Parmi eux, Corneille Nangaa, l’ancien président de la Commission électorale nationale, aujourd’hui coordinateur de l’AFC ; Bertrand Bisimwa, le président du M23 ; Sultani Makenga, chef militaire du mouvement ; Willy Ngoma et Lawrence Kanyuka, ses porte-parole. Tous jugés in abstentia. Seuls cinq prévenus, parfaitement inconnus du grand public, étaient présents à l’audience. Le tribunal les a tous reconnus coupables, sans admission de circonstances atténuantes, allant même au-delà des réquisitions du ministère public qui avait demandé vingt ans de détention pour l’un des 26 accusés. Il clamait son innocence et affirmait avoir été arrêté arbitrairement du fait de son patronyme (Nangaa, comme Corneille Nangaa). Lui aussi a été condamné à la peine capitale.

«Procès politique»

«Ce à quoi on a assisté est malheureusement très loin de l’idée que les trop nombreuses victimes d’abus graves de droits humains commis en RDC, y compris indéniablement ceux commis par le M23, se font de la responsabilisation et de la justice, commente Jean-Mobert Senga, chercheur sur la RDC pour Amnesty International. Condamner une personne à la peine capitale est toujours extrême et inacceptable. En condamner 26 (dont 21 par contumace) au bout de deux semaines à peine d’un procès manifestement orchestré à des fins purement politiques, est inqualifiable.» L’organisation de défense des droits humains demande l’annulation «pure et simple» des condamnations.

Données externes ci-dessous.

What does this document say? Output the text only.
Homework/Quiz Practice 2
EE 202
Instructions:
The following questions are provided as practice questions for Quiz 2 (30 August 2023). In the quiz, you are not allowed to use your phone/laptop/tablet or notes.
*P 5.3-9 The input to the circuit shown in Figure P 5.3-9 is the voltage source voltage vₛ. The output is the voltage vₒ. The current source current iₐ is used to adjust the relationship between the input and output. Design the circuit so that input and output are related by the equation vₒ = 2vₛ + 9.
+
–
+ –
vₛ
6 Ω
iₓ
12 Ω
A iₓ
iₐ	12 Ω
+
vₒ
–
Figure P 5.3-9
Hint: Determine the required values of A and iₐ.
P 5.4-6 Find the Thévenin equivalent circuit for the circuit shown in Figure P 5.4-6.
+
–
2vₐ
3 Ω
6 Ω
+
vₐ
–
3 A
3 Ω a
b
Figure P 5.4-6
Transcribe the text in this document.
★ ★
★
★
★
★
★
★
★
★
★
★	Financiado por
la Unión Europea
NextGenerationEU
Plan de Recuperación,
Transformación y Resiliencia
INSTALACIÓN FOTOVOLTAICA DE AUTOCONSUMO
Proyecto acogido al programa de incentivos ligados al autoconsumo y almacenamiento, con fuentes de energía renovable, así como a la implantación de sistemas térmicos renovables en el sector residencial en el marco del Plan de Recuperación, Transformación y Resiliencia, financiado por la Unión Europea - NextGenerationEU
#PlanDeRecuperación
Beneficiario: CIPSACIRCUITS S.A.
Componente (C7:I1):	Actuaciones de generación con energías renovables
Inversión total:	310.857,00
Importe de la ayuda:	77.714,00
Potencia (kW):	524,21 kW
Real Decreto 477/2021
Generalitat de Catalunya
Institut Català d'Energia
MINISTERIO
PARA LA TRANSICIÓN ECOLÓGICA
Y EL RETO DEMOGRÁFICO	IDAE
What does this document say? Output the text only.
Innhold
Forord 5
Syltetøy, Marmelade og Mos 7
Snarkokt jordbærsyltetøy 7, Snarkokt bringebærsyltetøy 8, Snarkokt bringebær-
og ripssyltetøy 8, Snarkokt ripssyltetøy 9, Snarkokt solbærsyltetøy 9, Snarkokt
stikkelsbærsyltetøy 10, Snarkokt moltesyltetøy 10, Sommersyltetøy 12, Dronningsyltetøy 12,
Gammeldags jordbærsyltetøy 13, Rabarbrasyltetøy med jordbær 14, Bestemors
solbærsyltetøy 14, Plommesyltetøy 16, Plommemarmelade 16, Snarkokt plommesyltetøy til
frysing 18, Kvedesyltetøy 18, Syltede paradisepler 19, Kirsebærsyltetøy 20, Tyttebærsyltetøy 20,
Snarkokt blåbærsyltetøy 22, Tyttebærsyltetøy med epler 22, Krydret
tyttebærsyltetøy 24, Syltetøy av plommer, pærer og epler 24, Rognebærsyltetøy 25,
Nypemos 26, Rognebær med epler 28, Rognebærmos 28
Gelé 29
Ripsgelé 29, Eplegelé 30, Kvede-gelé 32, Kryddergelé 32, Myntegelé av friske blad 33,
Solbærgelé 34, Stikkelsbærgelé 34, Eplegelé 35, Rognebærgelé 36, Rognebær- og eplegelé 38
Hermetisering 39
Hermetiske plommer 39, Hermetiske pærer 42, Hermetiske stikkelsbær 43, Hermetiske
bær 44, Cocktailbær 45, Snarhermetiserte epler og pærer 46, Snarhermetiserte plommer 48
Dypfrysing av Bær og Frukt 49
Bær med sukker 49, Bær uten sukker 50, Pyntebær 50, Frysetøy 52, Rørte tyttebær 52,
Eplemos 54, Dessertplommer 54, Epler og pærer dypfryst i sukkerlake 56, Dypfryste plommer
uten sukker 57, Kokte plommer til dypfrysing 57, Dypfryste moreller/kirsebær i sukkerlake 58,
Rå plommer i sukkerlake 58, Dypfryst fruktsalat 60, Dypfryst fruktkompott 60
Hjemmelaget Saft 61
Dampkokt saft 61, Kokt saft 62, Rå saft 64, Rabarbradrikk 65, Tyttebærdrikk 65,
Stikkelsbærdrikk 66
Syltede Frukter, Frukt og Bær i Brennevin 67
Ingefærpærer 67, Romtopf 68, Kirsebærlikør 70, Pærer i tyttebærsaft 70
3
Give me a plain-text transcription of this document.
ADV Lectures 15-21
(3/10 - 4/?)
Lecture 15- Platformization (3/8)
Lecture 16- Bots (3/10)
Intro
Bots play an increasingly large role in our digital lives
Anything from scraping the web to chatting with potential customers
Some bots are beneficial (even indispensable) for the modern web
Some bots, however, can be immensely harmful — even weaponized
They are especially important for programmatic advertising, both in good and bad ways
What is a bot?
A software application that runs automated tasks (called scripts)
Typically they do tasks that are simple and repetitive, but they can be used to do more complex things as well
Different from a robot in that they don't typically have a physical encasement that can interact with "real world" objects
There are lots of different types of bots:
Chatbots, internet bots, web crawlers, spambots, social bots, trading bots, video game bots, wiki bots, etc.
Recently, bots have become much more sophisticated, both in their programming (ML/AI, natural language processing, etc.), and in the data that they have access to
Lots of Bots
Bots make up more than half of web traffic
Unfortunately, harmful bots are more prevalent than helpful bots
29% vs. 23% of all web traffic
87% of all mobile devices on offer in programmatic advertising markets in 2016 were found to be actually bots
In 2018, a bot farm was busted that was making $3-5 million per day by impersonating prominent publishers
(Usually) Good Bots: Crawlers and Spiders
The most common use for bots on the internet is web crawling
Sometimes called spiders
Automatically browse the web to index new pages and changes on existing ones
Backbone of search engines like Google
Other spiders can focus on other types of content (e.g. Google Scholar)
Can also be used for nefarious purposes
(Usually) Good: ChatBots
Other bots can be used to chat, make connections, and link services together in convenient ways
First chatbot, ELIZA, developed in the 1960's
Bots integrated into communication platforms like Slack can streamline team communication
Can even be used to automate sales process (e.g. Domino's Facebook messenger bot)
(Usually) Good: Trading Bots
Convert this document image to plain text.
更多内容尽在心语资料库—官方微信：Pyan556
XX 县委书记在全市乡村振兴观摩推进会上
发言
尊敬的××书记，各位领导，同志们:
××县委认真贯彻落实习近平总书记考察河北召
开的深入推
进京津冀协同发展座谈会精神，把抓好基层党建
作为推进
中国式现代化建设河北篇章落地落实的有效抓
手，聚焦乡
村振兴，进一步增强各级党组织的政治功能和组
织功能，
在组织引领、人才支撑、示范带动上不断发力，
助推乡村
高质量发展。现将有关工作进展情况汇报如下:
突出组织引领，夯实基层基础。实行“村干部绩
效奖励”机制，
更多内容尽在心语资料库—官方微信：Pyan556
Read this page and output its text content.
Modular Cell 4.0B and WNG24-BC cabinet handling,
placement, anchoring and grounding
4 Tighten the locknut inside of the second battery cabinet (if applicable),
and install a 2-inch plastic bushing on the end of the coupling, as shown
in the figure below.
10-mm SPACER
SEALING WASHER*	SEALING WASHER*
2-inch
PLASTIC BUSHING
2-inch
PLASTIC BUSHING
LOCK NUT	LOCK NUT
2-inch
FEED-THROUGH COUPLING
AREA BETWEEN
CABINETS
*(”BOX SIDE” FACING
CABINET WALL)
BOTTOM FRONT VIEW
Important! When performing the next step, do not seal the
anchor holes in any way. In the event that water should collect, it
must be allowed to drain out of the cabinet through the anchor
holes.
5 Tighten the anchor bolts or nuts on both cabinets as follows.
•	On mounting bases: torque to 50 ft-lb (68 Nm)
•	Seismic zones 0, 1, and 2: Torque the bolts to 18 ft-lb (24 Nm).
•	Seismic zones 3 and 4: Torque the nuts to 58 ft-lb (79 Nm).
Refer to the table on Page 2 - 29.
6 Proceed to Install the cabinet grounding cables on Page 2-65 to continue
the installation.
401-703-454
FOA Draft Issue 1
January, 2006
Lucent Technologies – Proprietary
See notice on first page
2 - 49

Plusieurs membres du Parti du peuple pour la reconstruction et la démocratie (PPRD) de l’ancien président Joseph Kabila (2001-2019) ayant individuellement rejoint l’AFC faisaient également partie des personnes jugées. Mardi, de Bruxelles où il répondait à des journalistes de la radio Top Congo, le président de la République, Félix Tshisekedi, a pour la première fois accusé son prédécesseur d’être directement lié à la création du mouvement politico-militaire de Naanga. «Joseph Kabila ? L’AFC, c’est lui. Il a boycotté les élections et prépare une insurrection, a-t-il affirmé. L’AFC collabore avec le Rwanda contre la RDC.»

Levier pour de futures négociations

Avec ce procès, les autorités congolaises mettent la pression sur les cadres de l’ancien régime. Dans ce petit jeu politico-judiciaire, «Kinshasa possède une carte maîtresse : elle s’appelle Eric Nkuba Shebandu», rappelle Christophe Rigaud, fondateur du site d’information spécialisé Afrikarabia : «Ce cadre de l’AFC, présenté comme conseiller politique de Corneille Nangaa et interpellé en Tanzanie en janvier 2024, avait accusé des personnalités politiques comme Joseph Kabila, Claudel Lubaya ou John Numbi [l’ancien chef de la police de Kabila] d’être des contacts politiques de Nangaa. Ce procès pourrait faire l’objet du grand déballage souhaité par Kinshasa.» Un levier que le pouvoir congolais estime peut-être utile dans le cadre de futures négociations – un cessez-le-feu entre le Rwanda et la RDC a été décrété (mais déjà violé) lundi 8 août. D’autant que militairement, l’armée congolaise apparaît incapable de regagner du terrain au Nord-Kivu.

Le ministre de la Justice, Constant Mutamba, était présent jeudi à l’audience de jugement, dans l’enceinte de la prison militaire de Ndolo, à Kinshasa. A la sortie du procès, il a qualifié les condamnations à la peine de mort de «bon droit» qui sert à «réparer moralement toutes les victimes» du M23, ajoutant : «Nous allons veiller à l’application de la peine de mort.» Le moratoire qui empêchait l’exécution des peines capitales en République démocratique du Congo, en vigueur depuis 2003, a été levé en mars dernier. Début juillet, déjà, une cinquantaine de militaires congolais ont été condamnés à mort pour «lâcheté» et «fuite devant l’ennemi» dans l’est du pays. Les prévenus condamnés ce jeudi ont cinq jours pour faire appel.